Sources also pointed out that Tenneco, which manufactures performance solutions, clean air and powertrain products and systems, is one to keep an eye on with the delayed separation of businesses.
Part of the company’s strategy following its acquisition of Federal-Mogul was to split the company in two by mid-2020: an aftermarket and ride performance business and a powertrain technologies business.
The timing of the separation is now unclear, and the company is also looking at other options such as potential asset sales.

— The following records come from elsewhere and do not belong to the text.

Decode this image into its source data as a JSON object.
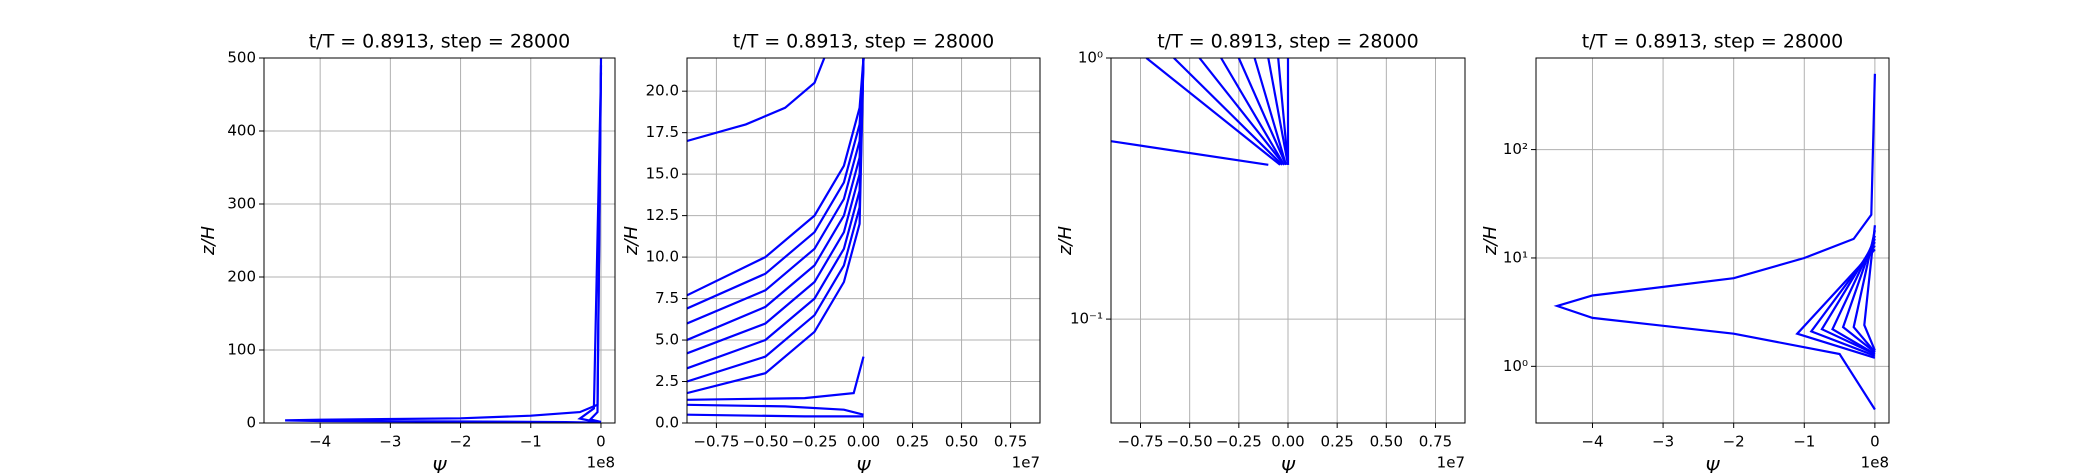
{
  "chart_data": [
    {
      "type": "line",
      "title": "t/T = 0.8913, step = 28000",
      "xlabel": "Ψ",
      "ylabel": "z/H",
      "x_offset": "1e8",
      "xlim": [
        -4.8,
        0.2
      ],
      "ylim": [
        0,
        500
      ],
      "ylog": false,
      "grid": true,
      "xticks": [
        {
          "value": -4,
          "label": "−4"
        },
        {
          "value": -3,
          "label": "−3"
        },
        {
          "value": -2,
          "label": "−2"
        },
        {
          "value": -1,
          "label": "−1"
        },
        0
      ],
      "yticks": [
        0,
        100,
        200,
        300,
        400,
        500
      ],
      "series": [
        {
          "color": "#0000ff",
          "x": [
            0,
            -0.05,
            -0.3,
            -1,
            -2,
            -4,
            -4.5,
            -4,
            -2,
            -0.5,
            0
          ],
          "values": [
            500,
            25,
            15,
            10,
            6.5,
            4.5,
            3.6,
            2.8,
            2,
            1.3,
            0.4
          ]
        },
        {
          "color": "#0000ff",
          "x": [
            0,
            -0.1,
            -0.3,
            -0.1,
            0
          ],
          "values": [
            480,
            20,
            6,
            2,
            1
          ]
        },
        {
          "color": "#0000ff",
          "x": [
            0,
            -0.05,
            -0.15,
            0
          ],
          "values": [
            490,
            15,
            5,
            1.5
          ]
        }
      ]
    },
    {
      "type": "line",
      "title": "t/T = 0.8913, step = 28000",
      "xlabel": "Ψ",
      "ylabel": "z/H",
      "x_offset": "1e7",
      "xlim": [
        -0.9,
        0.9
      ],
      "ylim": [
        0,
        22
      ],
      "ylog": false,
      "grid": true,
      "xticks": [
        {
          "value": -0.75,
          "label": "−0.75"
        },
        {
          "value": -0.5,
          "label": "−0.50"
        },
        {
          "value": -0.25,
          "label": "−0.25"
        },
        {
          "value": 0,
          "label": "0.00"
        },
        0.25,
        {
          "value": 0.5,
          "label": "0.50"
        },
        0.75
      ],
      "yticks": [
        {
          "value": 0,
          "label": "0.0"
        },
        2.5,
        {
          "value": 5,
          "label": "5.0"
        },
        7.5,
        {
          "value": 10,
          "label": "10.0"
        },
        12.5,
        {
          "value": 15,
          "label": "15.0"
        },
        17.5,
        {
          "value": 20,
          "label": "20.0"
        }
      ],
      "series": [
        {
          "color": "#0000ff",
          "x": [
            -0.9,
            -0.6,
            -0.4,
            -0.25,
            -0.2
          ],
          "values": [
            17,
            18,
            19,
            20.5,
            22
          ]
        },
        {
          "color": "#0000ff",
          "x": [
            -0.9,
            -0.5,
            -0.25,
            -0.1,
            -0.02,
            0
          ],
          "values": [
            7.7,
            10,
            12.5,
            15.5,
            19,
            22
          ]
        },
        {
          "color": "#0000ff",
          "x": [
            -0.9,
            -0.5,
            -0.25,
            -0.1,
            -0.02,
            0
          ],
          "values": [
            6.9,
            9,
            11.5,
            14.5,
            18,
            22
          ]
        },
        {
          "color": "#0000ff",
          "x": [
            -0.9,
            -0.5,
            -0.25,
            -0.1,
            -0.02,
            0
          ],
          "values": [
            6.0,
            8,
            10.5,
            13.5,
            17,
            22
          ]
        },
        {
          "color": "#0000ff",
          "x": [
            -0.9,
            -0.5,
            -0.25,
            -0.1,
            -0.02,
            0
          ],
          "values": [
            5.0,
            7,
            9.5,
            12.5,
            16,
            22
          ]
        },
        {
          "color": "#0000ff",
          "x": [
            -0.9,
            -0.5,
            -0.25,
            -0.1,
            -0.02,
            0
          ],
          "values": [
            4.2,
            6,
            8.5,
            11.5,
            15,
            22
          ]
        },
        {
          "color": "#0000ff",
          "x": [
            -0.9,
            -0.5,
            -0.25,
            -0.1,
            -0.02,
            0
          ],
          "values": [
            3.3,
            5,
            7.5,
            10.5,
            14,
            22
          ]
        },
        {
          "color": "#0000ff",
          "x": [
            -0.9,
            -0.5,
            -0.25,
            -0.1,
            -0.02,
            0
          ],
          "values": [
            2.5,
            4,
            6.5,
            9.5,
            13,
            22
          ]
        },
        {
          "color": "#0000ff",
          "x": [
            -0.9,
            -0.5,
            -0.25,
            -0.1,
            -0.02,
            0
          ],
          "values": [
            1.8,
            3,
            5.5,
            8.5,
            12,
            22
          ]
        },
        {
          "color": "#0000ff",
          "x": [
            -0.9,
            -0.3,
            -0.05,
            0
          ],
          "values": [
            1.4,
            1.5,
            1.8,
            4
          ]
        },
        {
          "color": "#0000ff",
          "x": [
            -0.9,
            -0.4,
            -0.1,
            0
          ],
          "values": [
            1.1,
            1.0,
            0.8,
            0.5
          ]
        },
        {
          "color": "#0000ff",
          "x": [
            -0.9,
            -0.3,
            0
          ],
          "values": [
            0.5,
            0.4,
            0.4
          ]
        }
      ]
    },
    {
      "type": "line",
      "title": "t/T = 0.8913, step = 28000",
      "xlabel": "Ψ",
      "ylabel": "z/H",
      "x_offset": "1e7",
      "xlim": [
        -0.9,
        0.9
      ],
      "ylim": [
        0.04,
        1
      ],
      "ylog": true,
      "grid": true,
      "xticks": [
        {
          "value": -0.75,
          "label": "−0.75"
        },
        {
          "value": -0.5,
          "label": "−0.50"
        },
        {
          "value": -0.25,
          "label": "−0.25"
        },
        {
          "value": 0,
          "label": "0.00"
        },
        0.25,
        {
          "value": 0.5,
          "label": "0.50"
        },
        0.75
      ],
      "yticks": [
        {
          "value": 0.1,
          "label": "10⁻¹"
        },
        {
          "value": 1,
          "label": "10⁰"
        }
      ],
      "series": [
        {
          "color": "#0000ff",
          "x": [
            -0.9,
            -0.1
          ],
          "values": [
            0.48,
            0.39
          ]
        },
        {
          "color": "#0000ff",
          "x": [
            -0.04,
            -0.72
          ],
          "values": [
            0.39,
            1
          ]
        },
        {
          "color": "#0000ff",
          "x": [
            -0.03,
            -0.58
          ],
          "values": [
            0.39,
            1
          ]
        },
        {
          "color": "#0000ff",
          "x": [
            -0.02,
            -0.45
          ],
          "values": [
            0.39,
            1
          ]
        },
        {
          "color": "#0000ff",
          "x": [
            -0.02,
            -0.34
          ],
          "values": [
            0.39,
            1
          ]
        },
        {
          "color": "#0000ff",
          "x": [
            -0.01,
            -0.25
          ],
          "values": [
            0.39,
            1
          ]
        },
        {
          "color": "#0000ff",
          "x": [
            -0.01,
            -0.17
          ],
          "values": [
            0.39,
            1
          ]
        },
        {
          "color": "#0000ff",
          "x": [
            0,
            -0.1
          ],
          "values": [
            0.39,
            1
          ]
        },
        {
          "color": "#0000ff",
          "x": [
            0,
            -0.05
          ],
          "values": [
            0.39,
            1
          ]
        },
        {
          "color": "#0000ff",
          "x": [
            0,
            0
          ],
          "values": [
            0.39,
            1
          ]
        }
      ]
    },
    {
      "type": "line",
      "title": "t/T = 0.8913, step = 28000",
      "xlabel": "Ψ",
      "ylabel": "z/H",
      "x_offset": "1e8",
      "xlim": [
        -4.8,
        0.2
      ],
      "ylim": [
        0.3,
        700
      ],
      "ylog": true,
      "grid": true,
      "xticks": [
        {
          "value": -4,
          "label": "−4"
        },
        {
          "value": -3,
          "label": "−3"
        },
        {
          "value": -2,
          "label": "−2"
        },
        {
          "value": -1,
          "label": "−1"
        },
        0
      ],
      "yticks": [
        {
          "value": 1,
          "label": "10⁰"
        },
        {
          "value": 10,
          "label": "10¹"
        },
        {
          "value": 100,
          "label": "10²"
        }
      ],
      "series": [
        {
          "color": "#0000ff",
          "x": [
            0,
            -0.05,
            -0.3,
            -1,
            -2,
            -4,
            -4.5,
            -4,
            -2,
            -0.5,
            0
          ],
          "values": [
            500,
            25,
            15,
            10,
            6.5,
            4.5,
            3.6,
            2.8,
            2,
            1.3,
            0.4
          ]
        },
        {
          "color": "#0000ff",
          "x": [
            0,
            -1.1,
            0
          ],
          "values": [
            12,
            2,
            1.2
          ]
        },
        {
          "color": "#0000ff",
          "x": [
            0,
            -0.9,
            0
          ],
          "values": [
            13,
            2.1,
            1.25
          ]
        },
        {
          "color": "#0000ff",
          "x": [
            0,
            -0.75,
            0
          ],
          "values": [
            14,
            2.2,
            1.3
          ]
        },
        {
          "color": "#0000ff",
          "x": [
            0,
            -0.6,
            0
          ],
          "values": [
            15,
            2.2,
            1.3
          ]
        },
        {
          "color": "#0000ff",
          "x": [
            0,
            -0.45,
            0
          ],
          "values": [
            16,
            2.3,
            1.35
          ]
        },
        {
          "color": "#0000ff",
          "x": [
            0,
            -0.3,
            0
          ],
          "values": [
            18,
            2.3,
            1.35
          ]
        },
        {
          "color": "#0000ff",
          "x": [
            0,
            -0.15,
            0
          ],
          "values": [
            20,
            2.4,
            1.4
          ]
        }
      ]
    }
  ]
}
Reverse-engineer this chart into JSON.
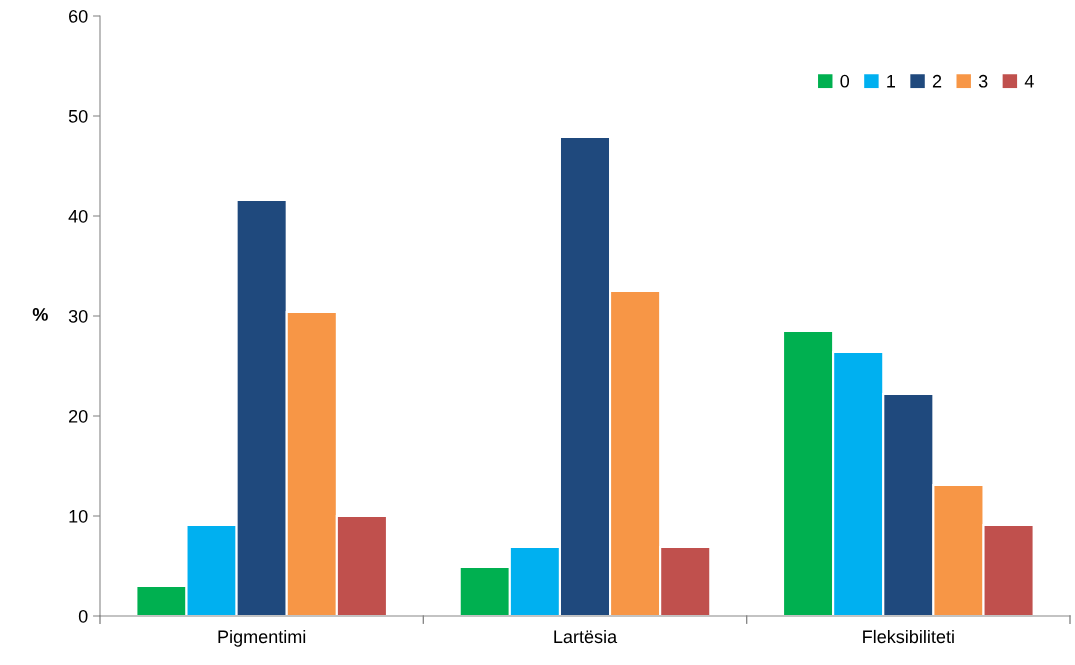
{
  "chart_data": {
    "type": "bar",
    "ylabel": "%",
    "categories": [
      "Pigmentimi",
      "Lartësia",
      "Fleksibiliteti"
    ],
    "series": [
      {
        "name": "0",
        "color": "#00b050",
        "values": [
          3.0,
          4.9,
          28.5
        ]
      },
      {
        "name": "1",
        "color": "#00b0f0",
        "values": [
          9.1,
          6.9,
          26.4
        ]
      },
      {
        "name": "2",
        "color": "#1f497d",
        "values": [
          41.6,
          47.9,
          22.2
        ]
      },
      {
        "name": "3",
        "color": "#f79646",
        "values": [
          30.4,
          32.5,
          13.1
        ]
      },
      {
        "name": "4",
        "color": "#c0504d",
        "values": [
          10.0,
          6.9,
          9.1
        ]
      }
    ],
    "ylim": [
      0,
      60
    ],
    "yticks": [
      0,
      10,
      20,
      30,
      40,
      50,
      60
    ],
    "grid": false,
    "legend": "top right"
  }
}
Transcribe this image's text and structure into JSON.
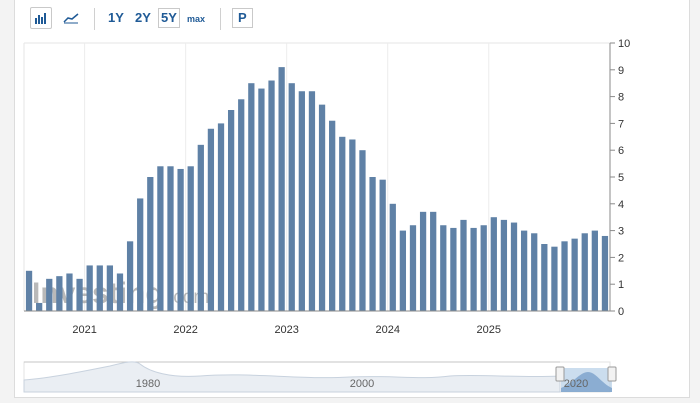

The aftermarket and ride performance businesses are expected to stay important as OEs address emission regulations and grow production levels. Meanwhile, the powertrain business could face long-term pressures as OEs transition away from the internal combustion engine.
Tenneco generated USD 980.6m of cash through USD 1.54bn of adjusted EBITDA less USD 307m of capex less USD 254.4m of interest expense.
As of 30 June, liquidity totaled USD 2.2bn through USD 719m of cash and USD 1.5bn of revolver availability. Leverage shook out to 3.3x through USD 5.08bn of total debt and USD 1.54bn of adjusted EBITDA.
Tenneco’s USD 500m 5% senior unsecured notes due 2026 traded Thursday (7 October) at 97.934 to yield 5.497%, compared to trades last month at 100.5 to yield 4.807%, according to MarketAxes.